Mezzo millennio fa: Portoghesi versus Inglesi

 

Luciano Luciani

 

 

       Da quando nel 1488 il portoghese Bartolomeo Diaz, doppiando il Capo di Buona Speranza, aveva dimostrato che l’Atlantico poteva essere la porta dell’Asia, il Paese del grande navigatore, il Portogallo, – un piccolo Stato europeo che non arrivava ad un milione di abitanti – si era trasformato in un immenso impero commerciale.

        Il trattato di Tordesillas (1494) stipulato tra Spagna e Portogallo, aveva diviso il mondo in due grandi zone di influenza: fissata una linea, che passava a qualche centinaio di leghe ad ovest delle Azzorre, delle Canarie e delle Isole di Capo Verde già occupate da portoghesi fin dalla prima metà del XV secolo, il ponente era toccato alla Spagna, il levante al Portogallo.

          Esperti navigatori i portoghesi, i più abili nella navigazione transoceanica, avevano scoperto ed occupato il Congo, l’Angola, il Monzambico, il Brasile.

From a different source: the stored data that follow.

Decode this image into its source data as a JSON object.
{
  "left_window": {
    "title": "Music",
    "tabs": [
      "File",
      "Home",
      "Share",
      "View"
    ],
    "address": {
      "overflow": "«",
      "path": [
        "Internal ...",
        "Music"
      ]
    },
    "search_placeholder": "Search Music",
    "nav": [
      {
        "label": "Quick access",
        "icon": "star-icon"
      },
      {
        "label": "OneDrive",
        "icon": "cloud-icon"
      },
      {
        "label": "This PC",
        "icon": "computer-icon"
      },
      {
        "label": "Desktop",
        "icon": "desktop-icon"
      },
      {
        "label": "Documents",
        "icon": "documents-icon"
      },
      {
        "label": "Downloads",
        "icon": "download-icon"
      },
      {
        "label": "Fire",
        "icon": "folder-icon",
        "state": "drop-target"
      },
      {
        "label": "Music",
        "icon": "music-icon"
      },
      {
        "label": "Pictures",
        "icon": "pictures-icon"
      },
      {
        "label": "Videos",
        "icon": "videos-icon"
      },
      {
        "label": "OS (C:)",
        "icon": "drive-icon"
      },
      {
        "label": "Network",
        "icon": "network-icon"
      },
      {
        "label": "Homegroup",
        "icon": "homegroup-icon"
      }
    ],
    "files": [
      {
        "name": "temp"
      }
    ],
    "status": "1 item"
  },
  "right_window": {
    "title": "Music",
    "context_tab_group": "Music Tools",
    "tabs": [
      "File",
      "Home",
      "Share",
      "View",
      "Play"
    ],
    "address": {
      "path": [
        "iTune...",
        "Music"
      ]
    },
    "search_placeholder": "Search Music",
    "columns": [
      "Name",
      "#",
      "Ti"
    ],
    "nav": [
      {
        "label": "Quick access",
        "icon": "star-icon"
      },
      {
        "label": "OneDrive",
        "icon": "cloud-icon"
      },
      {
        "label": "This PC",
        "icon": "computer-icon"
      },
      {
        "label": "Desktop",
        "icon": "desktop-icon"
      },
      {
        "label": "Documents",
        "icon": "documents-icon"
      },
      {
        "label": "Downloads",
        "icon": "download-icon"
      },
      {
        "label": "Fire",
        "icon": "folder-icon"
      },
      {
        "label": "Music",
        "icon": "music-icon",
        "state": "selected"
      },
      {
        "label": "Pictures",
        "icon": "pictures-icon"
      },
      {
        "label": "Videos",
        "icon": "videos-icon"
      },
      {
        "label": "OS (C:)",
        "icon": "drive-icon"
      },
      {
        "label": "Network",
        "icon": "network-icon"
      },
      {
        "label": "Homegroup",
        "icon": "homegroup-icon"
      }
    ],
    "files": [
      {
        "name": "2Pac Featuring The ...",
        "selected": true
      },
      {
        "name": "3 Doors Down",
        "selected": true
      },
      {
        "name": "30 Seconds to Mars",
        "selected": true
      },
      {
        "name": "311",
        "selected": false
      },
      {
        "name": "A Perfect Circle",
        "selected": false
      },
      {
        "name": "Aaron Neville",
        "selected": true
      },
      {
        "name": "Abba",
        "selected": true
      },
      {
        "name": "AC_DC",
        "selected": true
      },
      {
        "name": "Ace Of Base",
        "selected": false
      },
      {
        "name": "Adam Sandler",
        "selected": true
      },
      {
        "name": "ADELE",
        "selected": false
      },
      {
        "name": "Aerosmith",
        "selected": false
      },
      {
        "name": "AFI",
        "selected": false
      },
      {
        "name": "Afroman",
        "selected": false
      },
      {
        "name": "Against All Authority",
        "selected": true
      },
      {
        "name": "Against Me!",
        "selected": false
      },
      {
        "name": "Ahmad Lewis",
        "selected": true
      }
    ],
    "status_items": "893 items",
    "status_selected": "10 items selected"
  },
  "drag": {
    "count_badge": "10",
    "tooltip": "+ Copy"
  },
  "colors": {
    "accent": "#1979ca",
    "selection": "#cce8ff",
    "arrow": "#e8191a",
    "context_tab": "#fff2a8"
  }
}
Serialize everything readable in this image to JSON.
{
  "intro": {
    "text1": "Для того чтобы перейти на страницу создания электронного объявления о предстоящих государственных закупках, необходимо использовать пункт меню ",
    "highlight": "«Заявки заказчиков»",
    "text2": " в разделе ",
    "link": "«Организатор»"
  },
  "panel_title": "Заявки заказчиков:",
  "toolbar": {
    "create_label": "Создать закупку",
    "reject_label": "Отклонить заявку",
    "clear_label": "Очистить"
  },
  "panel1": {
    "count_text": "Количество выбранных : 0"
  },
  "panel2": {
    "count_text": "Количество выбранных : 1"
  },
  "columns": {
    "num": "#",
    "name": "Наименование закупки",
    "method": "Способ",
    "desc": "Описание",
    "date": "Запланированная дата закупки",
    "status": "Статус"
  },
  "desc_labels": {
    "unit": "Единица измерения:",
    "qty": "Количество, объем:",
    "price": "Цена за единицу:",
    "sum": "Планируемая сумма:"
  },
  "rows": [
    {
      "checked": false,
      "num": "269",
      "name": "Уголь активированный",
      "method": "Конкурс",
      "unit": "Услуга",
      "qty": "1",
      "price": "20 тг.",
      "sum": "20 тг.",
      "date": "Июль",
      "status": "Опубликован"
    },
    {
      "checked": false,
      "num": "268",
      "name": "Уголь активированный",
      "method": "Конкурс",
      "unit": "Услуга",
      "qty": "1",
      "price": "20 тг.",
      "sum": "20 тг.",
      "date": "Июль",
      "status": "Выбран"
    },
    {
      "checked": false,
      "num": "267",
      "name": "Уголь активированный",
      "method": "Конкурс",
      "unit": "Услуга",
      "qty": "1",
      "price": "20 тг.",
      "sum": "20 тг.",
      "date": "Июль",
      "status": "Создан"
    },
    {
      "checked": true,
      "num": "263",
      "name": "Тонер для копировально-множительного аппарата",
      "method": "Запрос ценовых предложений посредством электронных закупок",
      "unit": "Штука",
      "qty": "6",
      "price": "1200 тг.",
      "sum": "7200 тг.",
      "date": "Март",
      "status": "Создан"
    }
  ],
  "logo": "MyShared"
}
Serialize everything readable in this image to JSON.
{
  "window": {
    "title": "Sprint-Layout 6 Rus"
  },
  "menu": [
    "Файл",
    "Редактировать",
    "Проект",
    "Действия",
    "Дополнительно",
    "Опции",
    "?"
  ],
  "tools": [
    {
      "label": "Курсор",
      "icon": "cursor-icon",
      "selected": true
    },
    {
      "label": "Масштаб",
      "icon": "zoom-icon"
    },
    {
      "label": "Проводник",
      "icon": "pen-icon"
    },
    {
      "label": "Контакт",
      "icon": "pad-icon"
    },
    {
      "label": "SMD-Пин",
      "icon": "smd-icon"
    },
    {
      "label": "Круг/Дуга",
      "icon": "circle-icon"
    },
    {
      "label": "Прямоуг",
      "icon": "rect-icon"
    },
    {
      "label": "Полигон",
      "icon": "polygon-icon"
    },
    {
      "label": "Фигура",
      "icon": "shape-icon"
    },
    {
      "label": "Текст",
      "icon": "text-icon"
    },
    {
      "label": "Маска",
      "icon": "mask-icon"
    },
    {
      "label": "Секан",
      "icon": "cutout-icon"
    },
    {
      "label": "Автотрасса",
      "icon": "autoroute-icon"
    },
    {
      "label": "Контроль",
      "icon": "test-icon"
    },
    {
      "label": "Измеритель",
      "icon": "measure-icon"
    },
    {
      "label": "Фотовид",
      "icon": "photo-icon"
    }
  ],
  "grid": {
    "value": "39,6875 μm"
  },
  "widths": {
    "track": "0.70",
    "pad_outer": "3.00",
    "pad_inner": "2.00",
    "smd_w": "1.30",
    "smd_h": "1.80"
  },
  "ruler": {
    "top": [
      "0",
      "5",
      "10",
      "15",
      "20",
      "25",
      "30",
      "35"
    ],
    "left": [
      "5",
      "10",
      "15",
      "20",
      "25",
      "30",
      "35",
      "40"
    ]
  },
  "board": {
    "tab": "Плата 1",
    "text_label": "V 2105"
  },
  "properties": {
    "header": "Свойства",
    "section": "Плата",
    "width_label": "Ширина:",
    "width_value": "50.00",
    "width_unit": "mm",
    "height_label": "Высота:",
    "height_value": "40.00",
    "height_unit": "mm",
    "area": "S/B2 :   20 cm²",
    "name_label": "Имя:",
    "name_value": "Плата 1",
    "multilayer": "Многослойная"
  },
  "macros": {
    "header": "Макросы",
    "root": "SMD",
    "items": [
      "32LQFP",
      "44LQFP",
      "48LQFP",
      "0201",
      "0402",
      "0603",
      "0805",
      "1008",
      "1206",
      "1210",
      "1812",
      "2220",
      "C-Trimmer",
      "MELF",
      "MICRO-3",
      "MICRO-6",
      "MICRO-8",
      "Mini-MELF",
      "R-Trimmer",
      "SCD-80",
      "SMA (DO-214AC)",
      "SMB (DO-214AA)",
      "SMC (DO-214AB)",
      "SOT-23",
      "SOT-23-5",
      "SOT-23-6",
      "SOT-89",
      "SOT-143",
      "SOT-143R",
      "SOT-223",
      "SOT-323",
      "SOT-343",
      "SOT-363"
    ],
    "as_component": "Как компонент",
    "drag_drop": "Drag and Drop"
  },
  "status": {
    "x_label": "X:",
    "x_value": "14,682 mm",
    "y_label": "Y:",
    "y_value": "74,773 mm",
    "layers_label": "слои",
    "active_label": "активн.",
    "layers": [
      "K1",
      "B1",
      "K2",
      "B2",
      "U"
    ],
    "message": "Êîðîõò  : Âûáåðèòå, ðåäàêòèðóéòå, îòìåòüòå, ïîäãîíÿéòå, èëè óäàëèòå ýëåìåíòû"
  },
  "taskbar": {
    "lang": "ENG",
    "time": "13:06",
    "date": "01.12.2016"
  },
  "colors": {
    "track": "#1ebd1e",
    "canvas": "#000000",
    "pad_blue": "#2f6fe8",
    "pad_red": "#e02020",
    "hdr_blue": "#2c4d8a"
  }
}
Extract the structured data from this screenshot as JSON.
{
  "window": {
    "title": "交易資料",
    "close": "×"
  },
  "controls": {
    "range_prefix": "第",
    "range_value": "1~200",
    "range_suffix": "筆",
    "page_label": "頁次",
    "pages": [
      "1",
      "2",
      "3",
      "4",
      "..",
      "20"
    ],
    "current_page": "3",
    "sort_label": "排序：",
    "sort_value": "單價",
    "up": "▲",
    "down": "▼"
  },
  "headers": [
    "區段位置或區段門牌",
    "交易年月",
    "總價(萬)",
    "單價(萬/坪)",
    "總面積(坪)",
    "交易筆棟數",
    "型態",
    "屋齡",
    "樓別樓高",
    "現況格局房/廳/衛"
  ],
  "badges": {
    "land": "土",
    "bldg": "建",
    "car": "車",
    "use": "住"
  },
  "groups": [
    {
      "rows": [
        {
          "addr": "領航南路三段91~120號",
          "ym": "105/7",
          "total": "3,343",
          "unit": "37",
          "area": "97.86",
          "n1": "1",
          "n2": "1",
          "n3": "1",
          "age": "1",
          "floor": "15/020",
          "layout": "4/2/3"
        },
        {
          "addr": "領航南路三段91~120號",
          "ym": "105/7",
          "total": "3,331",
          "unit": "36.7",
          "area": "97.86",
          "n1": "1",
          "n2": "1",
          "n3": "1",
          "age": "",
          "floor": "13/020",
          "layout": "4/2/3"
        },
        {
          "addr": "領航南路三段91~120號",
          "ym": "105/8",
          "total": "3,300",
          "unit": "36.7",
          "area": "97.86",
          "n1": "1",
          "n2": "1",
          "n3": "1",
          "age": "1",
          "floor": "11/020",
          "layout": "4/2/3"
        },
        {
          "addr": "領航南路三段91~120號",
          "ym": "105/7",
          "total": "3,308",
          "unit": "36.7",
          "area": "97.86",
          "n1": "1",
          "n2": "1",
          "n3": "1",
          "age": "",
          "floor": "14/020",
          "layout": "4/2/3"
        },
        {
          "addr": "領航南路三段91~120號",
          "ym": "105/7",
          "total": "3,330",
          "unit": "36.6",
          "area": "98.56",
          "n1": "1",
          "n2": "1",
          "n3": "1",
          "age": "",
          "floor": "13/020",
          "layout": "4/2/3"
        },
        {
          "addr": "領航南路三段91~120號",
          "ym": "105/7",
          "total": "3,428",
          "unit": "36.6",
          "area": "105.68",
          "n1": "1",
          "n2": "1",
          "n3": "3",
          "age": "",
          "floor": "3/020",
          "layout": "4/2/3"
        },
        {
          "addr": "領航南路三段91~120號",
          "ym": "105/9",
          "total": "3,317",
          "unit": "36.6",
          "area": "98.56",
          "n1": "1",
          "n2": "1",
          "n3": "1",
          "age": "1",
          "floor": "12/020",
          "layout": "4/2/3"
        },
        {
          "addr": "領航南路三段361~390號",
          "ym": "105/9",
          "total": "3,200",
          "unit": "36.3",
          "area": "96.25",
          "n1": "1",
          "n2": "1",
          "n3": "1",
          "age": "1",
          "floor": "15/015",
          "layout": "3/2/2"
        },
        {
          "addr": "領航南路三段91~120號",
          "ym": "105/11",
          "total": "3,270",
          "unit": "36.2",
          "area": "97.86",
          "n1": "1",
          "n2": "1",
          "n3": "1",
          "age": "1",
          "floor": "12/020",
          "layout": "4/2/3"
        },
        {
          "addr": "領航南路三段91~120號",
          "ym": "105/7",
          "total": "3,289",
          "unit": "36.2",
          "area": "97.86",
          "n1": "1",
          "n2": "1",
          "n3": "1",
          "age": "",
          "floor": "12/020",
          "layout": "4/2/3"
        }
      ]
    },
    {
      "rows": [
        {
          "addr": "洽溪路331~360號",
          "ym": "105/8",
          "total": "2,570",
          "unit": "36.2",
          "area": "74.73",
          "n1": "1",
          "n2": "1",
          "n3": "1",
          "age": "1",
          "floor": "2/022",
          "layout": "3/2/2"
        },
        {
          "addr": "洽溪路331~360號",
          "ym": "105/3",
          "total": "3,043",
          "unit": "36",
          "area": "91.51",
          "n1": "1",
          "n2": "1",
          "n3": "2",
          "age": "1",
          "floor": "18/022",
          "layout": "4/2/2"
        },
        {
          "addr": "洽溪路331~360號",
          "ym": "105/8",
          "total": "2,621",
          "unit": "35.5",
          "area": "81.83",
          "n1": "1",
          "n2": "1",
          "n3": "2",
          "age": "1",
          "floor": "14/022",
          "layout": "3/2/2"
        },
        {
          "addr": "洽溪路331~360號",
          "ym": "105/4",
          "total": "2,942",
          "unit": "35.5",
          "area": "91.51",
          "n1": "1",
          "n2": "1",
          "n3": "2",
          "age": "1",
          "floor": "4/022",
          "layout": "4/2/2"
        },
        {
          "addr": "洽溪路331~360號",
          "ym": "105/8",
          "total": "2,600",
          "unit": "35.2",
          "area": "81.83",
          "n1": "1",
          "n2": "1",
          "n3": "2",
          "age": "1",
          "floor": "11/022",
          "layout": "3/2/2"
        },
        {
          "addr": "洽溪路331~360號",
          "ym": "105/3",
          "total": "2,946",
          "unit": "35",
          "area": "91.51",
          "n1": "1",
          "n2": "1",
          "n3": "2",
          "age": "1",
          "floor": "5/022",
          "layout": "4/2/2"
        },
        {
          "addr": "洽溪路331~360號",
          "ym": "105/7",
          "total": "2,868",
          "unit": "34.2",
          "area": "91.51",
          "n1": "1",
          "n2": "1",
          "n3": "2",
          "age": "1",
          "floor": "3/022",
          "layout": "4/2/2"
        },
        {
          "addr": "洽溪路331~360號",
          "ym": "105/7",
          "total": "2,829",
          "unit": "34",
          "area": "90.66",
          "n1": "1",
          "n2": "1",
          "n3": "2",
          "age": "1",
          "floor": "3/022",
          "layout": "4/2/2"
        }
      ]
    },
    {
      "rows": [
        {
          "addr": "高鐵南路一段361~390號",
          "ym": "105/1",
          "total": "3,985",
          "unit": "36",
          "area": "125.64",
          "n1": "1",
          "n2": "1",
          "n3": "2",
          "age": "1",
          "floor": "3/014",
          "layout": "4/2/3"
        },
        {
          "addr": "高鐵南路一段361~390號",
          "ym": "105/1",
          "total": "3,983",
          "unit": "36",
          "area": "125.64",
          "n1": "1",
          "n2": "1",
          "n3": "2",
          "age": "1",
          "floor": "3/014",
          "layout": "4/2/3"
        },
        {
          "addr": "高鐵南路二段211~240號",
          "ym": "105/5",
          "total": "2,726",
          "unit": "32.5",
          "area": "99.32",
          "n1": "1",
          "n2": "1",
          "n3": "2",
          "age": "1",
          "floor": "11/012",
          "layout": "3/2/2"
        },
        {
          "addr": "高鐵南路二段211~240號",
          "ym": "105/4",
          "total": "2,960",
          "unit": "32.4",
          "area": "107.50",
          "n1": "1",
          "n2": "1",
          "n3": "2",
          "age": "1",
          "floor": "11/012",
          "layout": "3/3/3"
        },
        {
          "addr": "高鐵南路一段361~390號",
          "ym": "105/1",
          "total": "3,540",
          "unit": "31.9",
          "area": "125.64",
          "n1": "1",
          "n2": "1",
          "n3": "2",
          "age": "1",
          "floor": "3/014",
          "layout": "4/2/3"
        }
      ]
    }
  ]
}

Dopo l’impresa di Vasco de Gama, che tra il 1497 e il 1499 aveva toccato la penisola indiana, i loro traffici si erano ulteriormente allargati all’Africa orientale, all’India, all’arcipelago indonesiano. Per i mercanti di Lisbona non era stata facile la conquista di questi nuovi mercati. C’erano riusciti alternando la forza – bombardamento di Calicut (India) – ad una politica di prezzi più bassi rispetto alla concorrenza, non trascurando un accorto sistema di alleanze commerciali: per esempio con i trafficanti persiani contro veneziani, egiziani e turchi ostili alla presenza portoghese nell’area dell’oceano Indiano.

         In poco tempo avevano stretto nelle proprie mani il monopolio del traffico delle spezie: questo si muoveva ora non più lungo il tradizionale itinerario che andava dal Golfo Persico, al Mar Rosso, al Mediterraneo, ma lungo rotte transoceaniche che finivano per penalizzare pesantemente la funzione di intermediazione storicamente svolta dai veneziani.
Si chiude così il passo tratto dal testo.